Ci si arriva, per esempio, attraversando l’Arno a Ponte Vecchio, e dopo qualche centinaio di metri lungo il fiume inerpicandosi lungo strade che hanno il fascino tipico dell’Oltrarno, quello tranquillo del “via dalla pazza folla”.

Qui da qualche anno è il regno di Filippo Saporito, chef della Leggenda dei Frati. Di famiglia siciliana, senese di nascita e appartenente alla scuola di Gaetano Trovato dell’Arnolfo di Colle Val d’Elsa, grazie a caparbietà e verve comunicativa è riuscito a strappare alle arcigne autorità e sovrintendenze l’autorizzazione per gestire un po’ di verde, almeno per le erbe aromatiche (“ma niente fiori!”, gli hanno detto: e vaglielo a spiegare che inflessibili leggi della Natura prevedono che anche il timo e il rosmarino fioriscano) o per qualche sfizio divertente come la Mertensia Maritima, le cui foglie sanno di mare.
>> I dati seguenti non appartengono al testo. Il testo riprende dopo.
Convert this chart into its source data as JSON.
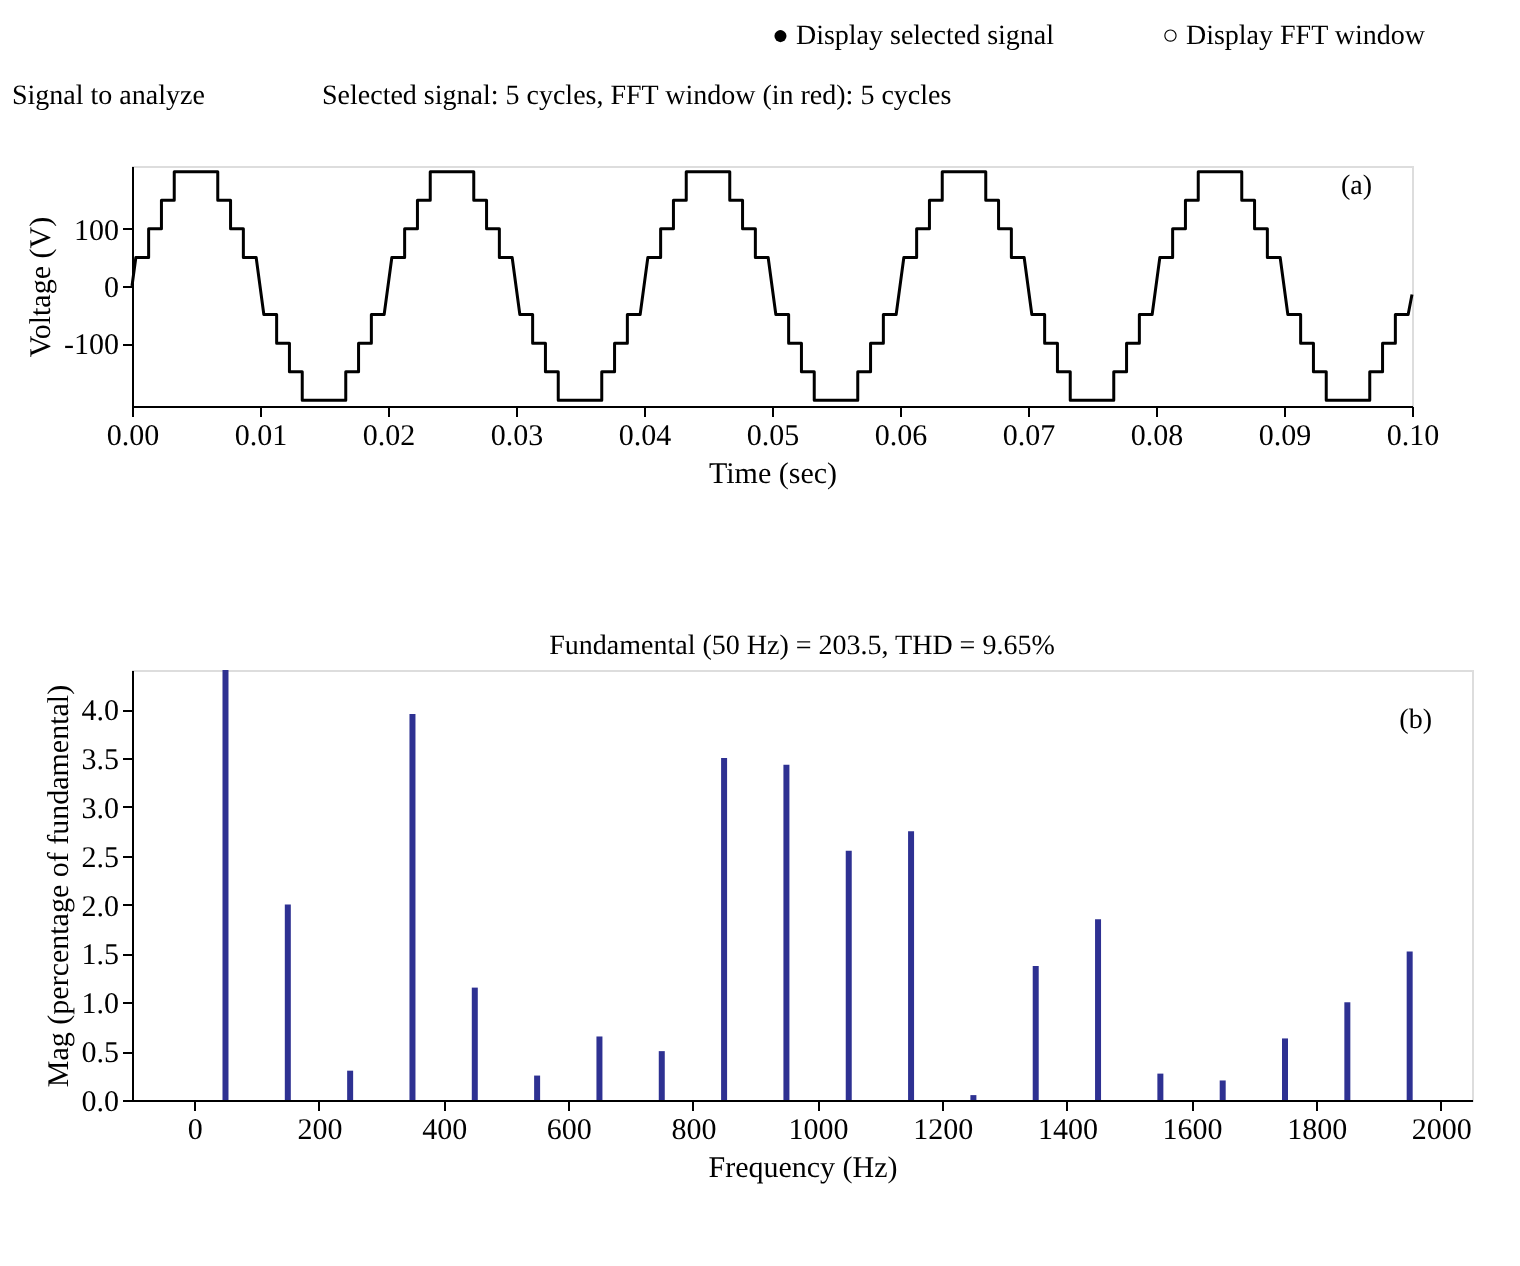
{
  "chart_data": [
    {
      "type": "line",
      "title": "Signal to analyze",
      "subtitle": "Selected signal: 5 cycles, FFT window (in red): 5 cycles",
      "annotations": [
        "● Display selected signal",
        "○ Display FFT window",
        "(a)"
      ],
      "xlabel": "Time (sec)",
      "ylabel": "Voltage (V)",
      "color": "#000000",
      "x": [
        0,
        0.0003,
        0.0013,
        0.0013,
        0.0023,
        0.0023,
        0.0033,
        0.0033,
        0.0067,
        0.0067,
        0.0077,
        0.0077,
        0.0087,
        0.0087,
        0.0097,
        0.0103,
        0.0113,
        0.0113,
        0.0123,
        0.0123,
        0.0133,
        0.0133,
        0.0167,
        0.0167,
        0.0177,
        0.0177,
        0.0187,
        0.0187,
        0.0197,
        0.0203,
        0.0213,
        0.0213,
        0.0223,
        0.0223,
        0.0233,
        0.0233,
        0.0267,
        0.0267,
        0.0277,
        0.0277,
        0.0287,
        0.0287,
        0.0297,
        0.0303,
        0.0313,
        0.0313,
        0.0323,
        0.0323,
        0.0333,
        0.0333,
        0.0367,
        0.0367,
        0.0377,
        0.0377,
        0.0387,
        0.0387,
        0.0397,
        0.0403,
        0.0413,
        0.0413,
        0.0423,
        0.0423,
        0.0433,
        0.0433,
        0.0467,
        0.0467,
        0.0477,
        0.0477,
        0.0487,
        0.0487,
        0.0497,
        0.0503,
        0.0513,
        0.0513,
        0.0523,
        0.0523,
        0.0533,
        0.0533,
        0.0567,
        0.0567,
        0.0577,
        0.0577,
        0.0587,
        0.0587,
        0.0597,
        0.0603,
        0.0613,
        0.0613,
        0.0623,
        0.0623,
        0.0633,
        0.0633,
        0.0667,
        0.0667,
        0.0677,
        0.0677,
        0.0687,
        0.0687,
        0.0697,
        0.0703,
        0.0713,
        0.0713,
        0.0723,
        0.0723,
        0.0733,
        0.0733,
        0.0767,
        0.0767,
        0.0777,
        0.0777,
        0.0787,
        0.0787,
        0.0797,
        0.0803,
        0.0813,
        0.0813,
        0.0823,
        0.0823,
        0.0833,
        0.0833,
        0.0867,
        0.0867,
        0.0877,
        0.0877,
        0.0887,
        0.0887,
        0.0897,
        0.0903,
        0.0913,
        0.0913,
        0.0923,
        0.0923,
        0.0933,
        0.0933,
        0.0967,
        0.0967,
        0.0977,
        0.0977,
        0.0987,
        0.0987,
        0.0997,
        0.1
      ],
      "values": [
        0,
        50,
        50,
        100,
        100,
        150,
        150,
        200,
        200,
        150,
        150,
        100,
        100,
        50,
        50,
        -50,
        -50,
        -100,
        -100,
        -150,
        -150,
        -200,
        -200,
        -150,
        -150,
        -100,
        -100,
        -50,
        -50,
        50,
        50,
        100,
        100,
        150,
        150,
        200,
        200,
        150,
        150,
        100,
        100,
        50,
        50,
        -50,
        -50,
        -100,
        -100,
        -150,
        -150,
        -200,
        -200,
        -150,
        -150,
        -100,
        -100,
        -50,
        -50,
        50,
        50,
        100,
        100,
        150,
        150,
        200,
        200,
        150,
        150,
        100,
        100,
        50,
        50,
        -50,
        -50,
        -100,
        -100,
        -150,
        -150,
        -200,
        -200,
        -150,
        -150,
        -100,
        -100,
        -50,
        -50,
        50,
        50,
        100,
        100,
        150,
        150,
        200,
        200,
        150,
        150,
        100,
        100,
        50,
        50,
        -50,
        -50,
        -100,
        -100,
        -150,
        -150,
        -200,
        -200,
        -150,
        -150,
        -100,
        -100,
        -50,
        -50,
        50,
        50,
        100,
        100,
        150,
        150,
        200,
        200,
        150,
        150,
        100,
        100,
        50,
        50,
        -50,
        -50,
        -100,
        -100,
        -150,
        -150,
        -200,
        -200,
        -150,
        -150,
        -100,
        -100,
        -50,
        -50,
        -15
      ],
      "xlim": [
        0,
        0.1
      ],
      "ylim": [
        -210,
        210
      ],
      "xticks": [
        {
          "value": 0,
          "label": "0.00"
        },
        {
          "value": 0.01,
          "label": "0.01"
        },
        {
          "value": 0.02,
          "label": "0.02"
        },
        {
          "value": 0.03,
          "label": "0.03"
        },
        {
          "value": 0.04,
          "label": "0.04"
        },
        {
          "value": 0.05,
          "label": "0.05"
        },
        {
          "value": 0.06,
          "label": "0.06"
        },
        {
          "value": 0.07,
          "label": "0.07"
        },
        {
          "value": 0.08,
          "label": "0.08"
        },
        {
          "value": 0.09,
          "label": "0.09"
        },
        {
          "value": 0.1,
          "label": "0.10"
        }
      ],
      "yticks": [
        -100,
        0,
        100
      ],
      "line_style": "solid",
      "marker": "none"
    },
    {
      "type": "bar",
      "title": "Fundamental (50 Hz) = 203.5, THD = 9.65%",
      "annotations": [
        "(b)"
      ],
      "xlabel": "Frequency (Hz)",
      "ylabel": "Mag (percentage of fundamental)",
      "color": "#2e3192",
      "x": [
        50,
        150,
        250,
        350,
        450,
        550,
        650,
        750,
        850,
        950,
        1050,
        1150,
        1250,
        1350,
        1450,
        1550,
        1650,
        1750,
        1850,
        1950
      ],
      "values": [
        4.4,
        2.0,
        0.3,
        3.95,
        1.15,
        0.25,
        0.65,
        0.5,
        3.5,
        3.43,
        2.55,
        2.75,
        0.05,
        1.37,
        1.85,
        0.27,
        0.2,
        0.63,
        1.0,
        1.52
      ],
      "xlim": [
        -100,
        2050
      ],
      "ylim": [
        0,
        4.4
      ],
      "xticks": [
        0,
        200,
        400,
        600,
        800,
        1000,
        1200,
        1400,
        1600,
        1800,
        2000
      ],
      "yticks": [
        {
          "value": 0,
          "label": "0.0"
        },
        {
          "value": 0.5,
          "label": "0.5"
        },
        {
          "value": 1,
          "label": "1.0"
        },
        {
          "value": 1.5,
          "label": "1.5"
        },
        {
          "value": 2,
          "label": "2.0"
        },
        {
          "value": 2.5,
          "label": "2.5"
        },
        {
          "value": 3,
          "label": "3.0"
        },
        {
          "value": 3.5,
          "label": "3.5"
        },
        {
          "value": 4,
          "label": "4.0"
        }
      ]
    }
  ]
}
Dentro, arredi di essenziale e leggera eleganza e una cucina dalla tecnica impeccabile al servizio di sapori netti, precisi e mai sopra le righe, accompagnata di un’estetica dei piatti affascinante, con tocchi di ironia e originalità. Come dimostrano subito i “benvenuto”, espressioni in forma mignon di prodotti tipici (la madeleine al formaggio Asiago, il cannolo di ricotta, la crema di lardo in forma di testa di maiale, la gota cotta di Colle Val d’Elsa…) e di elaborazioni della tradizione (l’immancabile pappa al pomodoro, la sfera di ribollita, la panella, il baccalà…).

Per iniziare veramente, ecco il Baccalà, patate, porro, rosmarino, un abbinamento classico e qui variato grazie a crocchette, salse, chips. Poi, il Sedano alla pratese, un piatto della tradizione ampiamente rivisitato e con un titolo spiazzante perché dedicato ad un ortaggio che qui in realtà accompagna “in due versioni” ravioli ripieni di vitello e mortadella di Prato: avvolgendoli in un abbraccio verde e “alleggerendone” in forma di spuma il ripieno di vitello e mortadella di Prato.

Eleganza senza eccessi di sapidità nel Manzo, asparagi cotti e crudi, salsa di alici, dove gli asparagi tagliati in lunghezza donano freschezza e piacevole croccantezza ad un piatto equilibrato e impreziosito da una carne di qualità stratosferica.

Infine, la Cupola del Brunelleschi, un richiamo alla città e alle sue architetture rinascimentali. E’ quasi un omaggio alla cucina casalinga nel quale fa da protagonista una ricotta che, abbinata ad amarene e cioccolato, dona a questo dessert consistenza piena e “goduriosa” e toni giustamente (e deliziosamente) dolci.